Regina Coyula, 30 June 2016 — For Cubans who update their home entertainment weekly with the now famous, private and anonymous Paquete (Weekly Packet), they are familiar with a subtitle in bright, greenish-yellow letters at the beginning of the movies. This inevitable “http://www.gnula.nu” which comes up so much, piqued my curiosity. It was impossible for me to recognize the country that corresponded to that extension, so I resorted to the always-useful Wikipedia.
Surprise. The country of the pirated movie site that we see at home is Niue, an atoll with airs of a small island, assigned to New Zealand. In 1996, a North American (who doesn’t live in Niue, of course) claimed rights to “.nu” and, in 2003, founded the Internet Society of Niue, which allowed the local authorities to convert the quasi-island into the first wi-fi nation of the world. They supplemented the offer with a free computer for every child. Nothing spectacular; we’re talking about a population of barely 1,300 inhabitants.
The irony is that the .nu domain generated enormous income, while the inhabitants of Niue not only didn’t enjoy those gains, but also wanted to be connected from their homes and not from the only cyber-café on the island, and they had to pay for the installation and the service.
I also discovered another curiosity. The second extension that is most used on the Internet after .com corresponds to another little place in a corner of the Pacific that few know about, a group of little islands barely 11 square kilometers in size. Tokelau is the name of the place whose domain .tk hatched in 2009, upon offering itself for free. Today it’s the virtual home of hundreds of thousands of websites of doubtful integrity, although, contrary to Niue, the administrative earnings of the island’s government have benefited the infrastructure and services.
The form in which the geographic domains are managed on a higher level (ccTLD) is very different. The Internet Corporation for the Assignment of Names and Numbers (ICANN) has left it to the discretion of each country to do what it likes. Many countries keep them privatized, although in the hands of institutions or businesses created for that purpose, while in others it’s an entity attached to a state agency.
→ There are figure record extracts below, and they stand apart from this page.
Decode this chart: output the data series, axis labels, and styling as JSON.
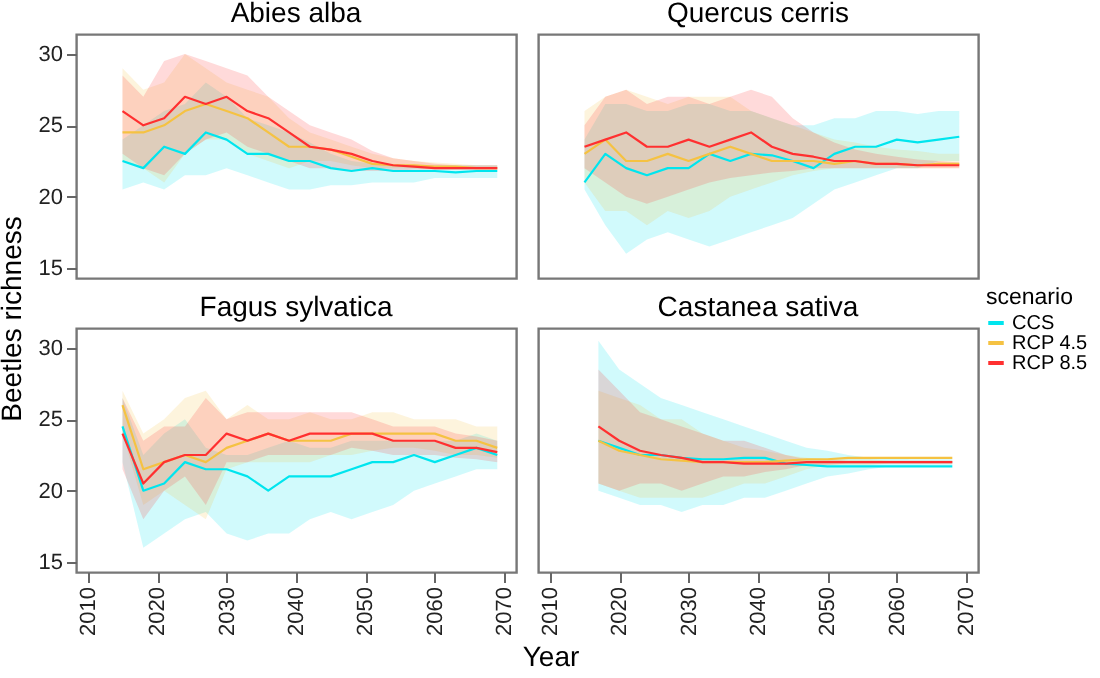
{
  "chart_data": [
    {
      "type": "line",
      "title": "Abies alba",
      "ylabel": "Beetles richness",
      "x": [
        2015,
        2018,
        2021,
        2024,
        2027,
        2030,
        2033,
        2036,
        2039,
        2042,
        2045,
        2048,
        2051,
        2054,
        2057,
        2060,
        2063,
        2066,
        2069
      ],
      "xlim": [
        2008.3,
        2071.7
      ],
      "ylim": [
        14.3,
        31.4
      ],
      "xticks": [
        2010,
        2020,
        2030,
        2040,
        2050,
        2060,
        2070
      ],
      "yticks": [
        15,
        20,
        25,
        30
      ],
      "tick_labels": "y",
      "line_style": "solid",
      "grid": false,
      "series": [
        {
          "color": "#00e5ee",
          "values": [
            22.5,
            22,
            23.5,
            23,
            24.5,
            24,
            23,
            23,
            22.5,
            22.5,
            22,
            21.8,
            22,
            21.8,
            21.8,
            21.8,
            21.7,
            21.8,
            21.8
          ],
          "lower": [
            20.5,
            21,
            20.5,
            21.5,
            21.5,
            22,
            21.5,
            21,
            20.5,
            20.5,
            20.8,
            20.8,
            21,
            21,
            21,
            21.3,
            21.3,
            21.3,
            21.3
          ],
          "upper": [
            24,
            25,
            26,
            26.5,
            28,
            27,
            25.5,
            25,
            24.5,
            23.8,
            23,
            22.5,
            22.3,
            22.2,
            22.2,
            22.2,
            22.2,
            22.2,
            22.2
          ]
        },
        {
          "color": "#f5c242",
          "values": [
            24.5,
            24.5,
            25,
            26,
            26.5,
            26,
            25.5,
            24.5,
            23.5,
            23.5,
            23.3,
            22.8,
            22.3,
            22.2,
            22.2,
            22.1,
            22.1,
            22,
            22
          ],
          "lower": [
            22.5,
            22,
            21,
            23,
            24,
            24,
            23,
            22.5,
            22,
            22.5,
            22.5,
            22.2,
            22,
            22,
            22,
            21.9,
            21.9,
            21.9,
            21.9
          ],
          "upper": [
            29,
            27.5,
            28,
            30,
            29,
            28,
            27.5,
            27,
            25.5,
            24.5,
            24,
            23.5,
            23,
            22.7,
            22.5,
            22.4,
            22.3,
            22.2,
            22.2
          ]
        },
        {
          "color": "#ff3030",
          "values": [
            26,
            25,
            25.5,
            27,
            26.5,
            27,
            26,
            25.5,
            24.5,
            23.5,
            23.3,
            23,
            22.5,
            22.2,
            22.1,
            22,
            22,
            22,
            22
          ],
          "lower": [
            23,
            22,
            21.5,
            23,
            24,
            24.5,
            23.5,
            23,
            22.5,
            22,
            22,
            21.8,
            21.8,
            21.8,
            21.9,
            21.9,
            21.9,
            21.9,
            21.9
          ],
          "upper": [
            28.5,
            27,
            29.5,
            30,
            29.5,
            29,
            28.5,
            27,
            26,
            25,
            24.5,
            24,
            23.2,
            22.7,
            22.5,
            22.3,
            22.2,
            22.2,
            22.2
          ]
        }
      ]
    },
    {
      "type": "line",
      "title": "Quercus cerris",
      "legend_title": "scenario",
      "legend": "right",
      "x": [
        2015,
        2018,
        2021,
        2024,
        2027,
        2030,
        2033,
        2036,
        2039,
        2042,
        2045,
        2048,
        2051,
        2054,
        2057,
        2060,
        2063,
        2066,
        2069
      ],
      "xlim": [
        2008.3,
        2071.7
      ],
      "ylim": [
        14.3,
        31.4
      ],
      "xticks": [
        2010,
        2020,
        2030,
        2040,
        2050,
        2060,
        2070
      ],
      "yticks": [
        15,
        20,
        25,
        30
      ],
      "tick_labels": false,
      "line_style": "solid",
      "grid": false,
      "series": [
        {
          "name": "CCS",
          "color": "#00e5ee",
          "values": [
            21,
            23,
            22,
            21.5,
            22,
            22,
            23,
            22.5,
            23,
            22.9,
            22.5,
            22,
            23,
            23.5,
            23.5,
            24,
            23.8,
            24,
            24.2
          ],
          "lower": [
            20.5,
            18,
            16,
            17,
            17.5,
            17,
            16.5,
            17,
            17.5,
            18,
            18.5,
            19.5,
            20.5,
            21,
            21.5,
            22,
            22,
            22.5,
            22.5
          ],
          "upper": [
            24,
            26.5,
            26.5,
            26,
            26,
            26.5,
            26.5,
            26,
            26,
            25.5,
            25,
            25,
            25.5,
            25.5,
            26,
            26,
            25.8,
            26,
            26
          ]
        },
        {
          "name": "RCP 4.5",
          "color": "#f5c242",
          "values": [
            23,
            24,
            22.5,
            22.5,
            23,
            22.5,
            23,
            23.5,
            23,
            22.5,
            22.5,
            22.5,
            22.3,
            22.5,
            22.3,
            22.3,
            22.2,
            22.3,
            22.3
          ],
          "lower": [
            21,
            19,
            19,
            18,
            19,
            18.5,
            19,
            20,
            20.5,
            21,
            21.5,
            21.8,
            22,
            22,
            22,
            22,
            22,
            22,
            22
          ],
          "upper": [
            26,
            27,
            27.5,
            27,
            26.5,
            27,
            27,
            27,
            26,
            25.5,
            25,
            24.5,
            24,
            23.8,
            23.5,
            23.3,
            23.2,
            23,
            23
          ]
        },
        {
          "name": "RCP 8.5",
          "color": "#ff3030",
          "values": [
            23.5,
            24,
            24.5,
            23.5,
            23.5,
            24,
            23.5,
            24,
            24.5,
            23.5,
            23,
            22.8,
            22.5,
            22.5,
            22.3,
            22.3,
            22.2,
            22.2,
            22.2
          ],
          "lower": [
            22,
            21,
            20,
            19.5,
            20,
            20.5,
            21,
            21.3,
            21.5,
            21.7,
            21.8,
            22,
            22,
            22,
            22,
            22,
            22,
            22,
            22
          ],
          "upper": [
            25,
            27,
            27.5,
            26.5,
            27,
            27,
            26.5,
            27,
            27.5,
            27,
            25.5,
            24.5,
            23.8,
            23.3,
            23,
            22.8,
            22.6,
            22.5,
            22.4
          ]
        }
      ]
    },
    {
      "type": "line",
      "title": "Fagus sylvatica",
      "x": [
        2015,
        2018,
        2021,
        2024,
        2027,
        2030,
        2033,
        2036,
        2039,
        2042,
        2045,
        2048,
        2051,
        2054,
        2057,
        2060,
        2063,
        2066,
        2069
      ],
      "xlim": [
        2008.3,
        2071.7
      ],
      "ylim": [
        14.3,
        31.4
      ],
      "xticks": [
        2010,
        2020,
        2030,
        2040,
        2050,
        2060,
        2070
      ],
      "yticks": [
        15,
        20,
        25,
        30
      ],
      "line_style": "solid",
      "grid": false,
      "series": [
        {
          "color": "#00e5ee",
          "values": [
            24.5,
            20,
            20.5,
            22,
            21.5,
            21.5,
            21,
            20,
            21,
            21,
            21,
            21.5,
            22,
            22,
            22.5,
            22,
            22.5,
            23,
            22.5
          ],
          "lower": [
            22,
            16,
            17,
            18,
            18.5,
            17,
            16.5,
            17,
            17,
            18,
            18.5,
            18,
            18.5,
            19,
            20,
            20.5,
            21,
            21.5,
            21.5
          ],
          "upper": [
            26.5,
            22.5,
            24,
            25,
            23,
            22.5,
            22.5,
            23,
            23.5,
            23,
            23,
            23.5,
            23.5,
            23.5,
            23.5,
            23.5,
            23.5,
            24,
            23.5
          ]
        },
        {
          "color": "#f5c242",
          "values": [
            26,
            21.5,
            22,
            22.5,
            22,
            23,
            23.5,
            24,
            23.5,
            23.5,
            23.5,
            24,
            24,
            24,
            24,
            24,
            23.5,
            23.5,
            23
          ],
          "lower": [
            24,
            19,
            20,
            19,
            18,
            21.5,
            22,
            22,
            22,
            22,
            22.5,
            22.5,
            22.8,
            23,
            23,
            22.8,
            22.5,
            22.5,
            22.3
          ],
          "upper": [
            27,
            24,
            25,
            26.5,
            27,
            25,
            26,
            25,
            25,
            25.5,
            25,
            25,
            25.5,
            25.5,
            25,
            25,
            25,
            24.5,
            24.5
          ]
        },
        {
          "color": "#ff3030",
          "values": [
            24,
            20.5,
            22,
            22.5,
            22.5,
            24,
            23.5,
            24,
            23.5,
            24,
            24,
            24,
            24,
            23.5,
            23.5,
            23.5,
            23,
            23,
            22.7
          ],
          "lower": [
            21.5,
            18,
            20,
            21,
            19,
            22,
            22,
            22.5,
            22.5,
            22.5,
            22.5,
            23,
            22.8,
            22.5,
            22.5,
            22.5,
            22.3,
            22.2,
            22
          ],
          "upper": [
            26.5,
            23.5,
            24.5,
            24.5,
            26.5,
            25,
            25.5,
            25.5,
            25.5,
            25.5,
            25.5,
            25.5,
            25,
            24.5,
            24.5,
            24.5,
            24,
            23.8,
            23.5
          ]
        }
      ]
    },
    {
      "type": "line",
      "title": "Castanea sativa",
      "xlabel": "Year",
      "x": [
        2017,
        2020,
        2023,
        2026,
        2029,
        2032,
        2035,
        2038,
        2041,
        2044,
        2047,
        2050,
        2053,
        2056,
        2059,
        2062,
        2065,
        2068
      ],
      "xlim": [
        2008.3,
        2071.7
      ],
      "ylim": [
        14.3,
        31.4
      ],
      "xticks": [
        2010,
        2020,
        2030,
        2040,
        2050,
        2060,
        2070
      ],
      "yticks": [
        15,
        20,
        25,
        30
      ],
      "tick_labels": "x",
      "line_style": "solid",
      "grid": false,
      "series": [
        {
          "color": "#00e5ee",
          "values": [
            23.5,
            23,
            22.5,
            22.5,
            22.3,
            22.2,
            22.2,
            22.3,
            22.3,
            21.9,
            21.8,
            21.7,
            21.7,
            21.7,
            21.7,
            21.7,
            21.7,
            21.7
          ],
          "lower": [
            20,
            19.5,
            19,
            19,
            18.5,
            19,
            19,
            19.5,
            19.5,
            20,
            20.5,
            21,
            21.2,
            21.5,
            21.7,
            21.7,
            21.8,
            21.8
          ],
          "upper": [
            30.5,
            28.5,
            27.5,
            26.5,
            26,
            25.5,
            25,
            24.5,
            24,
            23.5,
            23,
            22.8,
            22.5,
            22.3,
            22.3,
            22.2,
            22.2,
            22.2
          ]
        },
        {
          "color": "#f5c242",
          "values": [
            23.5,
            22.8,
            22.5,
            22.2,
            22.1,
            22,
            22,
            22,
            22,
            22.1,
            22.2,
            22.2,
            22.3,
            22.3,
            22.3,
            22.3,
            22.3,
            22.3
          ],
          "lower": [
            20.5,
            20,
            19.5,
            19.5,
            19.5,
            19.5,
            20,
            20.5,
            20.5,
            21,
            21.5,
            21.8,
            21.8,
            21.8,
            21.9,
            21.9,
            21.9,
            21.9
          ],
          "upper": [
            27,
            26.5,
            26,
            25,
            25,
            24,
            23.5,
            23,
            22.8,
            22.5,
            22.3,
            22.2,
            22.2,
            22.2,
            22.1,
            22.1,
            22.1,
            22.1
          ]
        },
        {
          "color": "#ff3030",
          "values": [
            24.5,
            23.5,
            22.8,
            22.5,
            22.3,
            22,
            22,
            21.9,
            21.9,
            21.9,
            22,
            22,
            22,
            22,
            22,
            22,
            22,
            22
          ],
          "lower": [
            20.5,
            20,
            20.5,
            20.5,
            20,
            20.5,
            21,
            21,
            21.3,
            21.5,
            21.8,
            21.8,
            21.9,
            21.9,
            21.9,
            21.9,
            21.9,
            21.9
          ],
          "upper": [
            28.5,
            27,
            25.5,
            25,
            24.5,
            24,
            23.5,
            23.5,
            23,
            22.5,
            22.2,
            22.2,
            22.1,
            22.1,
            22.1,
            22.1,
            22.1,
            22.1
          ]
        }
      ]
    }
  ]
}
The ccTLDs (country code top-level domains, geographic domains of a higher level, which, for better understanding, is the name that the extensions receive that identify each country or geographic region: .cu for Cuba, .ru for Russia, .mx for Mexico, etc.) are even more curious.
Both forms of operating the ccTLDs described above have advantages and disadvantages. Deregulating the extensions shifts the balance toward the higher-profit businesses to the detriment of agencies, NGOs and institutions with social and cultural goals. This diminishes the influence of the governments, which can have a negative effect on the sovereignty of countries that are economically fragile, or on young or small countries.
State-regulated administration tends to protect social and cultural interests, and successful management can increase earnings, which has a positive impact on national life. It also happens that governmental norms for buying a ccTLD can be restrictive or discriminatory, protected by a deliberatively vague regulation to be applied at the discretion of the government.
In the Latin American environment, Argentina, the only country to offer its site for free and with millions of websites with the extension .ar, decided in 2014 to charge for them. In Chile and Nicaragua, administration is through the public universities. In Guatemala, it is also through a university, but a private one.
In Uruguay, regulation is by the State through the National Association of Telecommunications (ANTEL); in Venezuela by the National Commission on Telecommunications (Conatel); and in Cuba through the Enterprise of Information Technology and Advanced Telematic Services (CITMATEL).
Colombia reflects a debate similar to what is happening in other countries. A private enterprise manages its ccTLD, and 89 percent of the owners of the .co site are foreigners located outside the country which, far from violating the national identity, internationalizes Colombia and carries its trade name to the entire world. What underlies these debates is the idea that the market is imposing itself on cultural values, and national governments can do little in defense of their intangible patrimony.
But in short, who governs the Internet?
Any recently-arrived observer would say that the United States governs it. The institutions and most of the servers destined to organize what would otherwise be chaos are located in its territory. And the well-known ICANN, located in California, which assigns domain names (DNS) to the IP addresses, has a contract with the Government.
Businesses that have a lot of influence on the Internet, like Microsoft, Google or Amazon, are also in the United States. But this concept is changing: It is expected that in September, the process of transition for the custody of IANA, the authority for the assignment of domain names, will no longer be under the U.S. Secretary of Commerce, in order to give ICANN authority and independence.
Other parties that also participate in the Internet have interests opposed to this current asymmetrical influence. International organizations like the Commerce of Intellectual Property (OIC) or the International Union of Communications have been incorporating together with ICANN. Virtual space is modifying the notion of sovereignty, with the added danger for equality and diversity, so that the term “governance” is important in the designing of policies, where governments, civil society, businesses, academics and technical innovators merge.
In the same way in which the technical innovators have guaranteed open access to the Internet from any type of device, it is up to the governance to establish policies, even when they aren’t binding, to guarantee freedom of expression and information, full access to the Internet and limited control.